Crews seeking lost jet find oil in search area
Published 9:26 am Monday, December 29, 2014
SURABAYA, Indonesia — An Indonesian helicopter searching for the missing AirAsia jetliner saw two oily spots in the water today, and an Australian search plane spotted objects elsewhere in the Java Sea, but it was too early to know whether either was connected to the aircraft and its 162 passengers and crew.
In any case, officials saw little reason to believe AirAsia Flight 8501 met anything but a grim fate after it disappeared from radar Sunday morning over the Java Sea. Wary of bad weather, one of the pilots had asked to raise the plane’s altitude just before it vanished, but was not allowed because another aircraft was in the way.

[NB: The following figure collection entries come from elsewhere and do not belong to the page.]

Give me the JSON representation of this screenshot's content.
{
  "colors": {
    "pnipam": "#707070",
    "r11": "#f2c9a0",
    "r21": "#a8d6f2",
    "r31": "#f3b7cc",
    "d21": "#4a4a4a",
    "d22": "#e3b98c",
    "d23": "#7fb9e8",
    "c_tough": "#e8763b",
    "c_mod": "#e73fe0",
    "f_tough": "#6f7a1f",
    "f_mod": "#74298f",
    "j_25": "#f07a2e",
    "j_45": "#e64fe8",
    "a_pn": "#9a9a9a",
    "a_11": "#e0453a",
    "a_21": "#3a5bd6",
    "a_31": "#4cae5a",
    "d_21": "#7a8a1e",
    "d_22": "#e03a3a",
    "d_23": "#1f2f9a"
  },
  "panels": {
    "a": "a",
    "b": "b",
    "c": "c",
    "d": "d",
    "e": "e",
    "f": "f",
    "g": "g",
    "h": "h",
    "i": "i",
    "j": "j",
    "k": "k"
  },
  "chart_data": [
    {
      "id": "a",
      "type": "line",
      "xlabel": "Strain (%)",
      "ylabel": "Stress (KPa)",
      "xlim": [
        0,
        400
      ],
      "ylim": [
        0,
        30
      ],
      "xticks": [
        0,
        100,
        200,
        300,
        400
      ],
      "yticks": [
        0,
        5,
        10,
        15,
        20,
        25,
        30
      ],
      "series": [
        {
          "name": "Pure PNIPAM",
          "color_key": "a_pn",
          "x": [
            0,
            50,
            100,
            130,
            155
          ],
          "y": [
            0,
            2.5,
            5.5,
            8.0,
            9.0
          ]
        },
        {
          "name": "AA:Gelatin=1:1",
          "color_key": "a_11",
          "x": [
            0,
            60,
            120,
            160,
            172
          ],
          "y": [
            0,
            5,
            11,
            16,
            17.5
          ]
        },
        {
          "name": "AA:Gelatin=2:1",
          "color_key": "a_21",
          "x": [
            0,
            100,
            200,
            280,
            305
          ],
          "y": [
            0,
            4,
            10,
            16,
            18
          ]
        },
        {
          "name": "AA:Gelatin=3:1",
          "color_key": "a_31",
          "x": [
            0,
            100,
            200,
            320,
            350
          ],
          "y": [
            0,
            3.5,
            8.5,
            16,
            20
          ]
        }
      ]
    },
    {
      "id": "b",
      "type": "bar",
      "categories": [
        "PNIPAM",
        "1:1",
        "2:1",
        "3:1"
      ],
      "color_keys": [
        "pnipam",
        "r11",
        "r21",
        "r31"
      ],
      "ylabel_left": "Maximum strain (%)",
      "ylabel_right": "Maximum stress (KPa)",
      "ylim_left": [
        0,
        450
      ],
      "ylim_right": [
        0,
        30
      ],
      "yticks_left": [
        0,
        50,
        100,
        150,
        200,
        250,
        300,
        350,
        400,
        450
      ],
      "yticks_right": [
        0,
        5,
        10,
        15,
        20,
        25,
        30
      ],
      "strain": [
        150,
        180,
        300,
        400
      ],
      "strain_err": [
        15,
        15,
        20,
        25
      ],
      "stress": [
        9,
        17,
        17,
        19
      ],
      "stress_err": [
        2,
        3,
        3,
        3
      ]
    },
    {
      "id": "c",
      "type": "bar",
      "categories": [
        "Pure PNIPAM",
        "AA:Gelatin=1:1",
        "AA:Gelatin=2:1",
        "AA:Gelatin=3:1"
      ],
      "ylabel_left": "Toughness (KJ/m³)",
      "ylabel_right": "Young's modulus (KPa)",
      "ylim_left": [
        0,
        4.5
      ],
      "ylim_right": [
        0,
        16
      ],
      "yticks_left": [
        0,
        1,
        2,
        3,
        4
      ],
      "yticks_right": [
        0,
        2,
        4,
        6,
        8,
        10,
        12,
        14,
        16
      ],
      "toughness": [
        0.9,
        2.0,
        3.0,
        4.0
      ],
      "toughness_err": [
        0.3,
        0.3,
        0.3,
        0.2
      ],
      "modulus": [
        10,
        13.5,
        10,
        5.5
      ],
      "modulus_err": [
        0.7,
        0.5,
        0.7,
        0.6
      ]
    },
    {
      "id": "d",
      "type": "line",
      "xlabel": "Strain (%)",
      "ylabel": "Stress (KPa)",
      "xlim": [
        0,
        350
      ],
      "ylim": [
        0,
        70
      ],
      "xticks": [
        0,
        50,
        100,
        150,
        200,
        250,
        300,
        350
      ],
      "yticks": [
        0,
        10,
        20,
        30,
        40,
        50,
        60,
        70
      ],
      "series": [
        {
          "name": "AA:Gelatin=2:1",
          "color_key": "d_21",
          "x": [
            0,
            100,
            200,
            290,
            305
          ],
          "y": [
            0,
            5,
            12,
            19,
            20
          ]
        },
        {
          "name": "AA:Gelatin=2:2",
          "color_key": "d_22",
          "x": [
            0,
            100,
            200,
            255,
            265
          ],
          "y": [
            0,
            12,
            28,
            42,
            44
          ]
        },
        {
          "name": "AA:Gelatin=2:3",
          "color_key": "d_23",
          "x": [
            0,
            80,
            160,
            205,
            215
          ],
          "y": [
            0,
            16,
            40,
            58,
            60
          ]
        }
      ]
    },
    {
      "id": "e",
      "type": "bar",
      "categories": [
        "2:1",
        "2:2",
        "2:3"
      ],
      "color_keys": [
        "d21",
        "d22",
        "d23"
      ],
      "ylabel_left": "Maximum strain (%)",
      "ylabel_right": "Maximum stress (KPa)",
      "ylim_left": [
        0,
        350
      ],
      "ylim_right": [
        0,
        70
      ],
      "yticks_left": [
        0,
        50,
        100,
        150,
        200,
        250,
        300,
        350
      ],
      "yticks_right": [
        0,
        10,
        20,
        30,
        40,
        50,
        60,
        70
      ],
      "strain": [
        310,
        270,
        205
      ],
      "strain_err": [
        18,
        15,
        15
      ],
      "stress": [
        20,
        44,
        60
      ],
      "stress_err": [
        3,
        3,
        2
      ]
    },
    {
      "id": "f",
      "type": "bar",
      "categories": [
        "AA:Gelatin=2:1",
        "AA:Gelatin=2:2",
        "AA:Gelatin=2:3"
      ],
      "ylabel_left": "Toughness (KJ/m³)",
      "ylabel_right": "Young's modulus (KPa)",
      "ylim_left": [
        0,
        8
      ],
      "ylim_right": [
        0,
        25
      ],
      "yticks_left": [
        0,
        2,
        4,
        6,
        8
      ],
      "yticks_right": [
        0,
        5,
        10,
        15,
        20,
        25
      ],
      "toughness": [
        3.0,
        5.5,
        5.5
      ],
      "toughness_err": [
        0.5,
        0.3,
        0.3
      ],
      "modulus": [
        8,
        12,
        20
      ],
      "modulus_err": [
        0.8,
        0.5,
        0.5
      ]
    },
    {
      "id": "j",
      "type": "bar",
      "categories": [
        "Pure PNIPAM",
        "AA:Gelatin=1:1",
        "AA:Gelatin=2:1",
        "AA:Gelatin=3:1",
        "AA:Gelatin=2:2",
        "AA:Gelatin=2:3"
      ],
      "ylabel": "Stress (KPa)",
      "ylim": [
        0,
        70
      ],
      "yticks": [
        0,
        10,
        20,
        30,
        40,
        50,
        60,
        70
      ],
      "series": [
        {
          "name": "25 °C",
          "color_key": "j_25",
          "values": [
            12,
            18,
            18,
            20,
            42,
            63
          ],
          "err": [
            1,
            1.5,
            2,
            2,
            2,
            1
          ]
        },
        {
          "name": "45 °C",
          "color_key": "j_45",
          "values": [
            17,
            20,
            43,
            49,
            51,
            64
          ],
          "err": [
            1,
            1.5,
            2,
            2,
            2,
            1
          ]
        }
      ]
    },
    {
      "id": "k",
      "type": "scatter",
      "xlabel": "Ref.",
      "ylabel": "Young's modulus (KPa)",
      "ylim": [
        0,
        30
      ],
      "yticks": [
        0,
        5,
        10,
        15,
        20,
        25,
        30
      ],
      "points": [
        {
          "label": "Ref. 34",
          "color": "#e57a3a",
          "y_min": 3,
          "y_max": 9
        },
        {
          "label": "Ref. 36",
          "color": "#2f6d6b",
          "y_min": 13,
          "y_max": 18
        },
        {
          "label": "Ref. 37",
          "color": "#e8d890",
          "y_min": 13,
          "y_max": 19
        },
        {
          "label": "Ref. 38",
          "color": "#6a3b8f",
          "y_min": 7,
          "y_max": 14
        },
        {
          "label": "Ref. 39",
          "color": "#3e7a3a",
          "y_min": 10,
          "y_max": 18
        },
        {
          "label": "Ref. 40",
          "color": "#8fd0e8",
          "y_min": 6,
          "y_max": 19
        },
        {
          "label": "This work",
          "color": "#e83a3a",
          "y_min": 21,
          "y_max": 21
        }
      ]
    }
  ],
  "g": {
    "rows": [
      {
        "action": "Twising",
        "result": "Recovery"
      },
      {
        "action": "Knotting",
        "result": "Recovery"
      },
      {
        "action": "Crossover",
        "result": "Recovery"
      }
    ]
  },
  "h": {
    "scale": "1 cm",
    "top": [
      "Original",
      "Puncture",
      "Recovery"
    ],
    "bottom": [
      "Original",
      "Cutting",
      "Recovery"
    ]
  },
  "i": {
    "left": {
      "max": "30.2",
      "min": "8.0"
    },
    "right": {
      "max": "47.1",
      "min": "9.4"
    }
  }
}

“Based on the coordinates that we know, the evaluation would be that any estimated crash position is in the sea, and that the hypothesis is the plane is at the bottom of the sea,” Indonesia search and rescue chief Henry Bambang Soelistyo said.
The Airbus A320-200 vanished in airspace thick with storm clouds on its way from Surabaya, Indonesia, to Singapore.
Jakarta’s Air Force base commander Rear Marshal Dwi Putranto said an Australian Orion aircraft had detected “suspicious” objects near Nangka island about 100 miles (160 kilometers) off central Kalimantan. That’s about 700 miles (1,120 kilometers) from the location where the plane lost contact, but within today’s greatly expanded search area.